When Jamie Herman sent in his application for the 2019 Alden Artisan Advancement award, he wasn’t expecting to win. The award is given yearly by the New Hampshire Furniture Masters in conjunction with its nonprofit, the American Furniture Masters Institute.
“I figured that the application process was a great design challenge,” the Vermont furniture maker said. “I wanted to design something somewhat unexpected, something that maybe the masters hadn’t seen before.”
“I thought that no matter what happened, the fact that I could get my work in front of the eyes of some of the best craftspeople in my field was worth it.”
Turns out, Jamie’s proposed design for a five-legged walnut side table not only earned him the award, but also the admiration of the jury. He’ll get a $1,000 scholarship to put toward the development and promotion of his piece. His table also will be professionally photographed, included in the Masters’ annual design book, and exhibited alongside the Furniture Masters’ work at their Main Event in the Fall of 2019.
Jon Brooks, a member of the Furniture Masters, said Jamie’s design is both new and innovative. “He is willing to stretch the concept of furniture while keeping it rooted in the functional limitations. His designs have a strong connection to the sculptural forms that I find very attractive. His choice of woods complements the design he has created, his joinery skills seem well executed, and his work gives the appearance of a professional aptitude.”
“Jamie’s built pieces are innovative and contemporary, breaking from traditional furniture models,” said jury member Bill Stelling, owner of Kelly Stelling Contemporary in Manchester N.H.
Jury member and furniture maker Tim Coleman called Jamie’s application “the complete package. Seeing Jamie’s other work gives me confidence that technically, he’s up to the job.”

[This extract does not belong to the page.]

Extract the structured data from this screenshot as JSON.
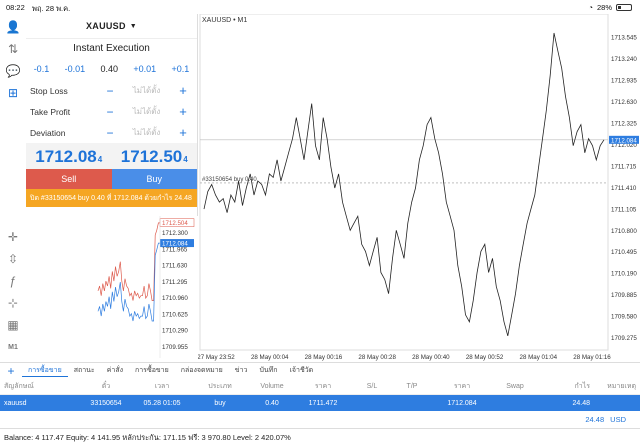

And technically, the table does sound like a challenge. “My proposed design is a five-legged side table in walnut with white inlays,” Jamie said. “The legs of the tables will be angled in a spiraling pattern down and away from the top, which will necessitate some challenging joinery. The aprons and stretchers will be hand-shaped so that they twist from one leg to the next. The top will be pentagonal, with a book-matched veneer pattern outlined with white inlay.”
Jamie, who works wood in Cambridge, Vt., is a recent graduate of the Immersion Program at the Vermont Woodworking School in Fairfax. Since graduation, he’s been launching his furniture business with the goal of becoming a studio furniture maker. He’s excited about the opportunities the next year will bring.

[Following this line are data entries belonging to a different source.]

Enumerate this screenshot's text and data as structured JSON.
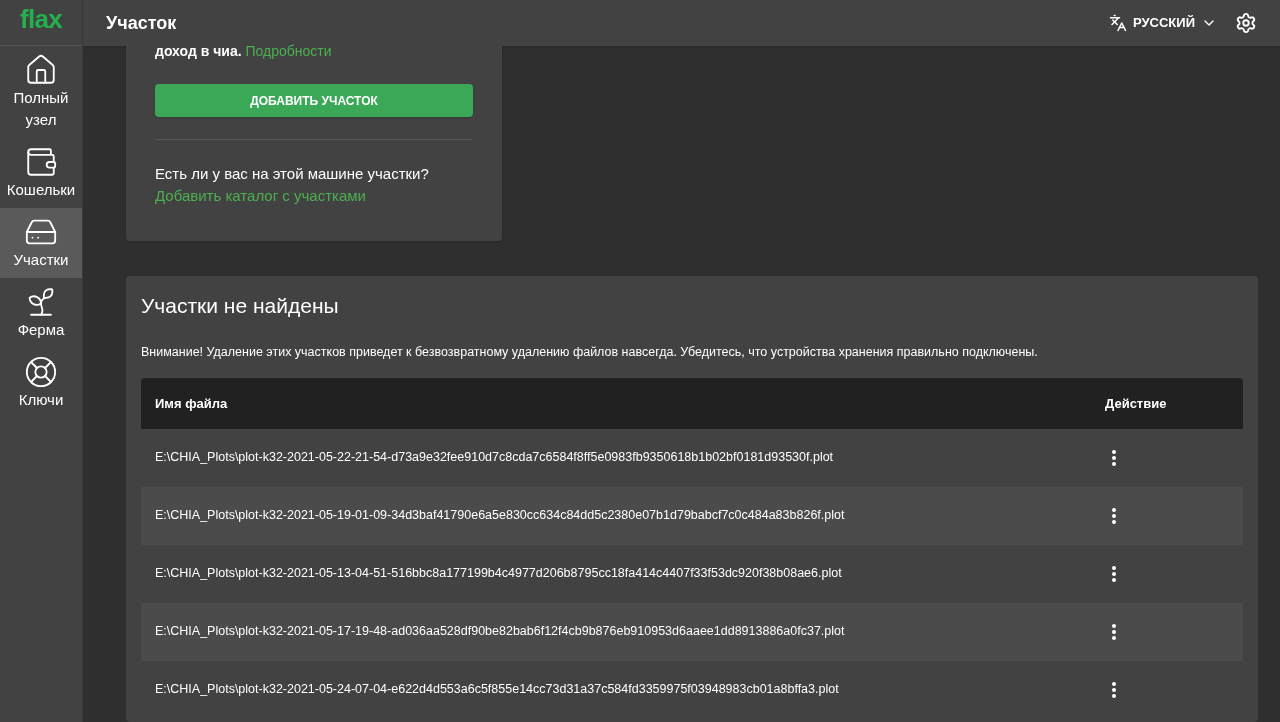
{
  "logo": "flax",
  "header": {
    "title": "Участок",
    "language": "РУССКИЙ"
  },
  "sidebar": {
    "items": [
      {
        "label": "Полный узел",
        "kind": "home",
        "selected": false
      },
      {
        "label": "Кошельки",
        "kind": "wallet",
        "selected": false
      },
      {
        "label": "Участки",
        "kind": "drive",
        "selected": true
      },
      {
        "label": "Ферма",
        "kind": "sprout",
        "selected": false
      },
      {
        "label": "Ключи",
        "kind": "lifebuoy",
        "selected": false
      }
    ]
  },
  "add_card": {
    "text_start": "доход в чиа.",
    "details_link": "Подробности",
    "add_button": "ДОБАВИТЬ УЧАСТОК",
    "question": "Есть ли у вас на этой машине участки?",
    "add_dir_link": "Добавить каталог с участками"
  },
  "not_found": {
    "title": "Участки не найдены",
    "warning": "Внимание! Удаление этих участков приведет к безвозвратному удалению файлов навсегда. Убедитесь, что устройства хранения правильно подключены.",
    "table": {
      "columns": [
        "Имя файла",
        "Действие"
      ],
      "rows": [
        {
          "file": "E:\\CHIA_Plots\\plot-k32-2021-05-22-21-54-d73a9e32fee910d7c8cda7c6584f8ff5e0983fb9350618b1b02bf0181d93530f.plot"
        },
        {
          "file": "E:\\CHIA_Plots\\plot-k32-2021-05-19-01-09-34d3baf41790e6a5e830cc634c84dd5c2380e07b1d79babcf7c0c484a83b826f.plot"
        },
        {
          "file": "E:\\CHIA_Plots\\plot-k32-2021-05-13-04-51-516bbc8a177199b4c4977d206b8795cc18fa414c4407f33f53dc920f38b08ae6.plot"
        },
        {
          "file": "E:\\CHIA_Plots\\plot-k32-2021-05-17-19-48-ad036aa528df90be82bab6f12f4cb9b876eb910953d6aaee1dd8913886a0fc37.plot"
        },
        {
          "file": "E:\\CHIA_Plots\\plot-k32-2021-05-24-07-04-e622d4d553a6c5f855e14cc73d31a37c584fd3359975f03948983cb01a8bffa3.plot"
        }
      ]
    }
  }
}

“I think the Alden Artisan award will be a huge opportunity for me. I’m excited to meet and mingle with the masters, and I’ll undoubtedly try to pry as much information as I possibly can from them. As I’m just starting out my career as a furniture maker, I also think the exposure I’ll get from this award will be invaluable in getting my business off the ground. Most of all, I think the opportunity to exhibit with the masters next year will be a fantastic experience, and will validate all the long hours I’ve put in at the shop over the past two years trying to push myself to the next level.”